To the Hodgson libel failure to comply with a notice clause contained in the bills of lading is asserted in defense. This clause reads:

“31. Notice of any claim arising under this bill of lading must be given by the consignees to the agents of the steamer at the port of destination on receipt of or failure to deliver the goods, and in any case within ten days of steamer’s discharge, and the claim to be made within two months of its accrual. Otherwise all right of claim to be forfeited.”

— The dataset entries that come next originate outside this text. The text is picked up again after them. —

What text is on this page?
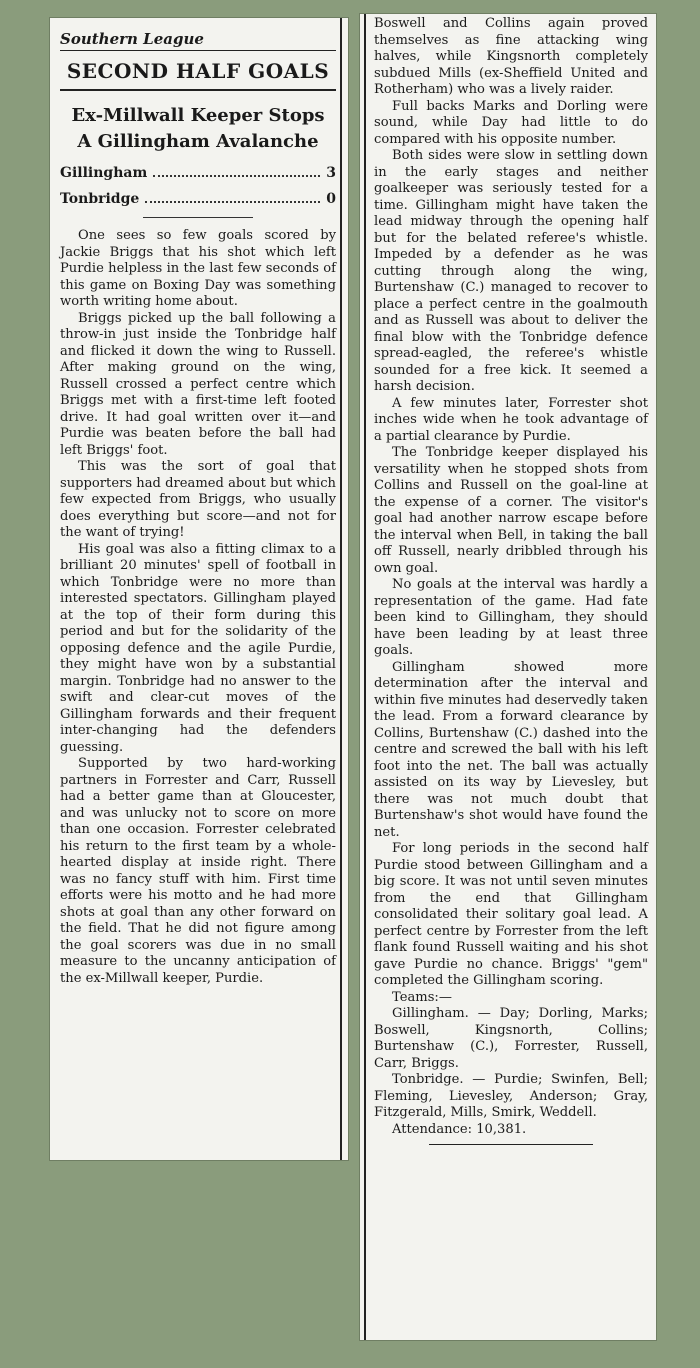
Southern League
SECOND HALF GOALS
Ex-Millwall Keeper Stops
A Gillingham Avalanche
Gillingham	3
Tonbridge	0

One sees so few goals scored by Jackie Briggs that his shot which left Purdie helpless in the last few seconds of this game on Boxing Day was something worth writing home about.

Briggs picked up the ball following a throw-in just inside the Tonbridge half and flicked it down the wing to Russell. After making ground on the wing, Russell crossed a perfect centre which Briggs met with a first-time left footed drive. It had goal written over it—and Purdie was beaten before the ball had left Briggs' foot.

This was the sort of goal that supporters had dreamed about but which few expected from Briggs, who usually does everything but score—and not for the want of trying!

His goal was also a fitting climax to a brilliant 20 minutes' spell of football in which Tonbridge were no more than interested spectators. Gillingham played at the top of their form during this period and but for the solidarity of the opposing defence and the agile Purdie, they might have won by a substantial margin. Tonbridge had no answer to the swift and clear-cut moves of the Gillingham forwards and their frequent inter-changing had the defenders guessing.

Supported by two hard-working partners in Forrester and Carr, Russell had a better game than at Gloucester, and was unlucky not to score on more than one occasion. Forrester celebrated his return to the first team by a whole-hearted display at inside right. There was no fancy stuff with him. First time efforts were his motto and he had more shots at goal than any other forward on the field. That he did not figure among the goal scorers was due in no small measure to the uncanny anticipation of the ex-Millwall keeper, Purdie.

Boswell and Collins again proved themselves as fine attacking wing halves, while Kingsnorth completely subdued Mills (ex-Sheffield United and Rotherham) who was a lively raider.

Full backs Marks and Dorling were sound, while Day had little to do compared with his opposite number.

Both sides were slow in settling down in the early stages and neither goalkeeper was seriously tested for a time. Gillingham might have taken the lead midway through the opening half but for the belated referee's whistle. Impeded by a defender as he was cutting through along the wing, Burtenshaw (C.) managed to recover to place a perfect centre in the goalmouth and as Russell was about to deliver the final blow with the Tonbridge defence spread-eagled, the referee's whistle sounded for a free kick. It seemed a harsh decision.

A few minutes later, Forrester shot inches wide when he took advantage of a partial clearance by Purdie.

The Tonbridge keeper displayed his versatility when he stopped shots from Collins and Russell on the goal-line at the expense of a corner. The visitor's goal had another narrow escape before the interval when Bell, in taking the ball off Russell, nearly dribbled through his own goal.

No goals at the interval was hardly a representation of the game. Had fate been kind to Gillingham, they should have been leading by at least three goals.

Gillingham showed more determination after the interval and within five minutes had deservedly taken the lead. From a forward clearance by Collins, Burtenshaw (C.) dashed into the centre and screwed the ball with his left foot into the net. The ball was actually assisted on its way by Lievesley, but there was not much doubt that Burtenshaw's shot would have found the net.

For long periods in the second half Purdie stood between Gillingham and a big score. It was not until seven minutes from the end that Gillingham consolidated their solitary goal lead. A perfect centre by Forrester from the left flank found Russell waiting and his shot gave Purdie no chance. Briggs' "gem" completed the Gillingham scoring.

Teams:—

Gillingham. — Day; Dorling, Marks; Boswell, Kingsnorth, Collins; Burtenshaw (C.), Forrester, Russell, Carr, Briggs.

Tonbridge. — Purdie; Swinfen, Bell; Fleming, Lievesley, Anderson; Gray, Fitzgerald, Mills, Smirk, Weddell.

Attendance: 10,381.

The agents for the steamer at the port of destination were also the agents for the libel-ant in receiving delivery of the freight. The ten-day notice was not required by the bill of lading to be in writing. Acting as the mutual agent of both parties, the agent was not required to formally communicate with itself. Each principal was chargeable with notice of whatever the common agent knew. Astor v. Wells, 4 Wheat. 466, 486, 4 L. Ed. 616. The agent understood and intended that claim should be asserted, and was active in preparing for the assertion thereof by arranging for a survey of the damage which was held. Having this knowledge and understanding, it is to be assumed that he was equally diligent in protecting the rights of the respondent, and it would be quite absurdly unjust to hold that the respondent’s agent did not have notice of claim which it was its duty to assert. Formal claims were later made in writing, as required, within the two-month period. Libelant in the first suit is entitled to a decree for damage to its shipment of cocoanut oil and to its shipment of coffee.

In addition to damage to its sugar resulting from contact with molasses and eocoanut oil, claim is made in the second suit for similar damage resulting from contact with sea water. Under the terms of the bill of lading, liability for such damage is excepted, and there can be no recovery, unless the injury resulted from the unseaworthy condition of the ship. The bags in question were stowed in the No. 2 tween deck compartment. It is entirely clear that the sea had access to this compartment during a violent gale, in which considerable damage was done to the deck fittings of the vessel, including the steam pipe casings, which were tom away from the coaming of No. 2 hatch. Sea water gained access through the rivet holes of these pipe casings, which passed through the hatch coamings, and thus the 106 bags of sugar were wet. This, it appears, was the only leak which occurred in the No. 2 tween deck compartment, and I am constrained to find that all of this damage occurred during the course of the storm, none of it after the vessel left Bermuda. The description of the gale and of the other damage suffered by the vessel, as given by the master and chief officer, carries conviction that the tearing away of the pipe casing was due to no unseaworthy condition, but solely to the extraordinary power of the seas, which in their effect upon, se'curely fastened steel pipe casing constituted an excepted peril, for the consequences of which the owners were not liable under the terms of their bill of lading.

Libelant in the second suit is accordingly entitled to recover damages to its sugar resulting from contact with molasses and cocoanut oil, but is not entitled to recover similar damages resulting from contact with sea water.

Enter interlocutory decrees accordingly, With • provisions for reference to determine the amounts recoverable.